Polymorph is great for making a solid layer between the reel and to the scotty base. (but polymorph is good for anything DIY)


----------



## MrX (Feb 7, 2008)

G'day Jon. Try this mate:



















You need:
- scottie laketroller
- alvey boat reel
- 4 heavy duty cable ties
- thin piece of pool noodle (or any foam cut to shape)
- polymorph and superglue (not essential, but helps a solid finish)

Tools:
- Angle grinder
- Drill

Cut the pin off the base with an angle grinder.

Pull the alvey apart.

Drill 4 holes in the back of the alvey, and 4 holes in the scottie base.

Attach the alvey to the base using the cable ties, with the foam as a spacer.

Re-assemble the reel.

I put some polymorph in later (black stuff in the pic), to make sure there is no flex when winding.


----------



## MrX (Feb 7, 2008)

And watch out for the cat.


----------



## MrX (Feb 7, 2008)

Haven't heard of anyone else hacking up their scottie, Matt . It is the end result of my many earlier failed attempts at a hassle-free downrig system. Been using it this one for years now.

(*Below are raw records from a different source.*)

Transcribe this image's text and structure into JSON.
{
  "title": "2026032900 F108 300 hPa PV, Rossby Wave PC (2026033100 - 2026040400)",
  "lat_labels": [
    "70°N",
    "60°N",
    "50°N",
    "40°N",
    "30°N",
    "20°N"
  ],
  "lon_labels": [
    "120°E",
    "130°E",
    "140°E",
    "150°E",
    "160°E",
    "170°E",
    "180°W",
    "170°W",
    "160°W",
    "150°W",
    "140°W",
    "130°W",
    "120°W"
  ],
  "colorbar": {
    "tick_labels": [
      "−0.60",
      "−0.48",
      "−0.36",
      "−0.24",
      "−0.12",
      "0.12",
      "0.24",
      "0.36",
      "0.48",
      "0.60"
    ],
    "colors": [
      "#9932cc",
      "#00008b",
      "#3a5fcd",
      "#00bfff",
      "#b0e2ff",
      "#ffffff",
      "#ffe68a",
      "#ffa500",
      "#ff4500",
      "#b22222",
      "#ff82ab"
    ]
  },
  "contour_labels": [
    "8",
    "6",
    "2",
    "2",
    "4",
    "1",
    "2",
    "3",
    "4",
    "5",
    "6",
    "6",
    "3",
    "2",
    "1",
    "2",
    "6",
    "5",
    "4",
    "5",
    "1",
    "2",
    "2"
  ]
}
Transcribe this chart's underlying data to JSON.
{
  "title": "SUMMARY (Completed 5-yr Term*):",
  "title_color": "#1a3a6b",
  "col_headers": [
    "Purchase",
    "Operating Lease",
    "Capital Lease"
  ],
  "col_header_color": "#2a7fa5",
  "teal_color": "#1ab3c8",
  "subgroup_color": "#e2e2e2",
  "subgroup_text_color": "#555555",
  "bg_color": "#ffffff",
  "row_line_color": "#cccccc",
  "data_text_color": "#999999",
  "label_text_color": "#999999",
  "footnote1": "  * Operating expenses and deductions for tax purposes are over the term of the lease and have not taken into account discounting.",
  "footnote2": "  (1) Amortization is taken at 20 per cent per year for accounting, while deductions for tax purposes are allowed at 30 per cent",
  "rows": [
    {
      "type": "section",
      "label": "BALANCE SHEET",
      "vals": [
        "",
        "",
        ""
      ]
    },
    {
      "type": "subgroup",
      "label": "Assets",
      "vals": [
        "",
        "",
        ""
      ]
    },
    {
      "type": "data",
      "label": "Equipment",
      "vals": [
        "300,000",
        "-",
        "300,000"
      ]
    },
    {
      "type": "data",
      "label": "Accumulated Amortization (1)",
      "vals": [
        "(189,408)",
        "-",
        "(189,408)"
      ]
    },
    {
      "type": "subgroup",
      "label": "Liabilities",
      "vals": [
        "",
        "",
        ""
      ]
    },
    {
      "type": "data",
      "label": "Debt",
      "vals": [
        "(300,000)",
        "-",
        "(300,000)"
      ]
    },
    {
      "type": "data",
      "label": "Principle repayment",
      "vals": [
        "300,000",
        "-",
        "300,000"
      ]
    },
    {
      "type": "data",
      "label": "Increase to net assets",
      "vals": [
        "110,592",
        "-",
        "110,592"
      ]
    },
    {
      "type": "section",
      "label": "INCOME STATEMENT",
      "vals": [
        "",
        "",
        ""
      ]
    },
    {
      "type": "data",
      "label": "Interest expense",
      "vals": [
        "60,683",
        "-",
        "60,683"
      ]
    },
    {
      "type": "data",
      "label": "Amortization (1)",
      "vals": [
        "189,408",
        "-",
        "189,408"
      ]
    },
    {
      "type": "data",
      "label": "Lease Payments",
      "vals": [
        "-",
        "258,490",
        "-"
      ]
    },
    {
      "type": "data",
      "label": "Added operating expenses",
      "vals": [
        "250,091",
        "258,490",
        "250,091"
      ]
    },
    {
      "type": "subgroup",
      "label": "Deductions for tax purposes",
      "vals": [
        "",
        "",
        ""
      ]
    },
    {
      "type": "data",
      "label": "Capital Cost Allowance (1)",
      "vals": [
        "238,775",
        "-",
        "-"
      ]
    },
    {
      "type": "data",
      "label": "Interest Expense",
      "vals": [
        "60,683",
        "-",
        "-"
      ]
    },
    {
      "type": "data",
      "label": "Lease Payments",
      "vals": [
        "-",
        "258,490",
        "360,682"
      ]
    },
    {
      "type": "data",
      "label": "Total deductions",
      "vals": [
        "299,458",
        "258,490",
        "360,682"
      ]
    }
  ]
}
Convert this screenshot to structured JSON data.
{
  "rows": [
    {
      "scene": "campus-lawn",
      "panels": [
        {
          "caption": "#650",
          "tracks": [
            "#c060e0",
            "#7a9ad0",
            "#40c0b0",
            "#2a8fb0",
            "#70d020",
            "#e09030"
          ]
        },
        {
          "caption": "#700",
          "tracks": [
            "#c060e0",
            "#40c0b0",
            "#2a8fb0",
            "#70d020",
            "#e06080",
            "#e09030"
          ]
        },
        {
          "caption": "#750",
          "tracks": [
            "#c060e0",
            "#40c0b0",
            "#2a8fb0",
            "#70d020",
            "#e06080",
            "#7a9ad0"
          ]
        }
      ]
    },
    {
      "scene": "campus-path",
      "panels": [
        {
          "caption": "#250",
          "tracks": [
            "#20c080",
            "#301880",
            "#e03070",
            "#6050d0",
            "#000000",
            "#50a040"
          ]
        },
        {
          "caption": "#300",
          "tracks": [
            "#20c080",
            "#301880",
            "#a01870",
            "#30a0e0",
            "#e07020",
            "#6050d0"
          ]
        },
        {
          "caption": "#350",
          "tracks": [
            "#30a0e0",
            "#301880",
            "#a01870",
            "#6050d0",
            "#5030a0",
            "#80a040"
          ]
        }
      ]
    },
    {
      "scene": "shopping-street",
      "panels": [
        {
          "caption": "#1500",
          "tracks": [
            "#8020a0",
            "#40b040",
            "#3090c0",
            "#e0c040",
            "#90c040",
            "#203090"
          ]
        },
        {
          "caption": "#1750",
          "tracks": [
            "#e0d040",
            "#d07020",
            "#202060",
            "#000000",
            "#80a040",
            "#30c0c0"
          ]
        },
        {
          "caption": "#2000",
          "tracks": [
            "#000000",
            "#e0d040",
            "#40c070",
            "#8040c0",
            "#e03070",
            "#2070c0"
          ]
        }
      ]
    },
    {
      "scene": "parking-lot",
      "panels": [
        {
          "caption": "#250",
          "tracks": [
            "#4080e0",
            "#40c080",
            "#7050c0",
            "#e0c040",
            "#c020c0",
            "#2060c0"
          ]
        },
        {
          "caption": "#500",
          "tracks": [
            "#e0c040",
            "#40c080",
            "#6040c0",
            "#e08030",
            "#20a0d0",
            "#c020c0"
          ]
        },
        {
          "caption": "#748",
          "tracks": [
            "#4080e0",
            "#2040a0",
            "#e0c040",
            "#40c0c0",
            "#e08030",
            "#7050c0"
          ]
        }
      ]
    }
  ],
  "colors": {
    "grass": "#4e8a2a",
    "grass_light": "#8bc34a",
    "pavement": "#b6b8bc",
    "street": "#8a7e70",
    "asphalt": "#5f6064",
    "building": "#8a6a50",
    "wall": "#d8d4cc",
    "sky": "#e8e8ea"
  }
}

The back of the reel is concave and the top of the scotty is flat with a bit of the cut-off bolt poking out. The pool noodle squashes into shape when you tighten the cable ties. You might be able to use nuts and bolts for this, but I prefer the ties. Easy, they spread the load, tighten flat against the inside of the reel, and take up no space inside it.


----------